反射望遠鏡の主鏡ピカピカに…国立天文台・岡山観測所
重曹を使い主鏡を磨く職員(国立天文台岡山天体物理観測所で)
国立天文台岡山天体物理観測所(岡山県浅口市鴨方町本庄)で9日、国内最大級の反射望遠鏡に使われている直径188センチの「主鏡」(厚さ27センチ、重さ1・7トン)の表面についたホコリや黄砂などを洗い流し、メッキをし直す作業を行った。1年に約250日間観測しているが、汚れや劣化で光の反射率が約80%に落ちるため、毎年、梅雨時期に合わせて作業している。
クレーンで主鏡を洗浄台に運び、職員が水で洗浄。表面にカセイソーダ水溶液をかけアルミニウム膜(厚さ1万分の1ミリ)の古いメッキを溶かした後、重曹の粉末をふりかけ、ビニール手袋をはめた手で丁寧に磨いた。きれいになった主鏡を蒸着釜に取り付け、一晩かけて新たにメッキする。
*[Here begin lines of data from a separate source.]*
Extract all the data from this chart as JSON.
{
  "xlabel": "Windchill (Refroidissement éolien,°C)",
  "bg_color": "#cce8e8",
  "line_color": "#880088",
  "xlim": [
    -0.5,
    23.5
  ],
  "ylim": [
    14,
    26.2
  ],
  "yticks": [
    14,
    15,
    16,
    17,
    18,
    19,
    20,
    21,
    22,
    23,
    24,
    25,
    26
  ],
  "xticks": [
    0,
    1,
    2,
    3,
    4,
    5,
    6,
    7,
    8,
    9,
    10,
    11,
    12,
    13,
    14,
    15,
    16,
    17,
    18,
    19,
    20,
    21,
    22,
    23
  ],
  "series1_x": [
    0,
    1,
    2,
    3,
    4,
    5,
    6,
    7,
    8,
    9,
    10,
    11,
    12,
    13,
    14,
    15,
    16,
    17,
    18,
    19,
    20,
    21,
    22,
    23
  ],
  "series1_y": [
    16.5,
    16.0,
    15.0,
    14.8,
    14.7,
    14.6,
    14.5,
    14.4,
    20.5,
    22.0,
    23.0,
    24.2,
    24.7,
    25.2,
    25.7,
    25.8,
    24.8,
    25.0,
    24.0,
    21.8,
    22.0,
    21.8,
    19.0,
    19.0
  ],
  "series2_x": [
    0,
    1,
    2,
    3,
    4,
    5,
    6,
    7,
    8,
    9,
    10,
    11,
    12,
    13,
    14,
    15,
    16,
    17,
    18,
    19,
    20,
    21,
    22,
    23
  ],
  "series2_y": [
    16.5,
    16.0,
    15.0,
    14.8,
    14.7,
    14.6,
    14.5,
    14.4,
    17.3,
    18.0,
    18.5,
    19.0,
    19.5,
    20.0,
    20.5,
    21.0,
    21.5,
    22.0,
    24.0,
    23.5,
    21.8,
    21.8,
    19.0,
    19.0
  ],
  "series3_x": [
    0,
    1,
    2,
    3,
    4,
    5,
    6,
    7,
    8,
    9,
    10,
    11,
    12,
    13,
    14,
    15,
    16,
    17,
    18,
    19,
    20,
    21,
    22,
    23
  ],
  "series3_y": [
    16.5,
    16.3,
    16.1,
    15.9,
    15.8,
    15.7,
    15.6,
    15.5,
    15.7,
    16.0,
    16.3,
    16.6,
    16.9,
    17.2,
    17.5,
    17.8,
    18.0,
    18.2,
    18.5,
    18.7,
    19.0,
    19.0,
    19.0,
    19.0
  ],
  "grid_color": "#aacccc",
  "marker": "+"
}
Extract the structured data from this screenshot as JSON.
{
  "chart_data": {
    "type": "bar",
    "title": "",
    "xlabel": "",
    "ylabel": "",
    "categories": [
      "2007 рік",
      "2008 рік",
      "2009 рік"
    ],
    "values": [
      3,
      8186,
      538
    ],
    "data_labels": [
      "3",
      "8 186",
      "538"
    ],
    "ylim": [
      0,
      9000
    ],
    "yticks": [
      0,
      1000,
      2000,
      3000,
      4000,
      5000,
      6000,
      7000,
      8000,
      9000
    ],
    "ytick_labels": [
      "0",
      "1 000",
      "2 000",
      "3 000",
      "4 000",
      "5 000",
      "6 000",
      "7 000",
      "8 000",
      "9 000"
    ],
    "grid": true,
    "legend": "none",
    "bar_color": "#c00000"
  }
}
今年はガリレオ・ガリレイが望遠鏡で天体観測してから400年の世界天文年とあって、見学希望も例年より多いが、作業が終了する12日まで公開を休止する。同観測所は2001年から、同望遠鏡で太陽系外の惑星10個を発見しており、吉田道利所長は「メッキを張り替えた望遠鏡で新たな発見を」と期待している。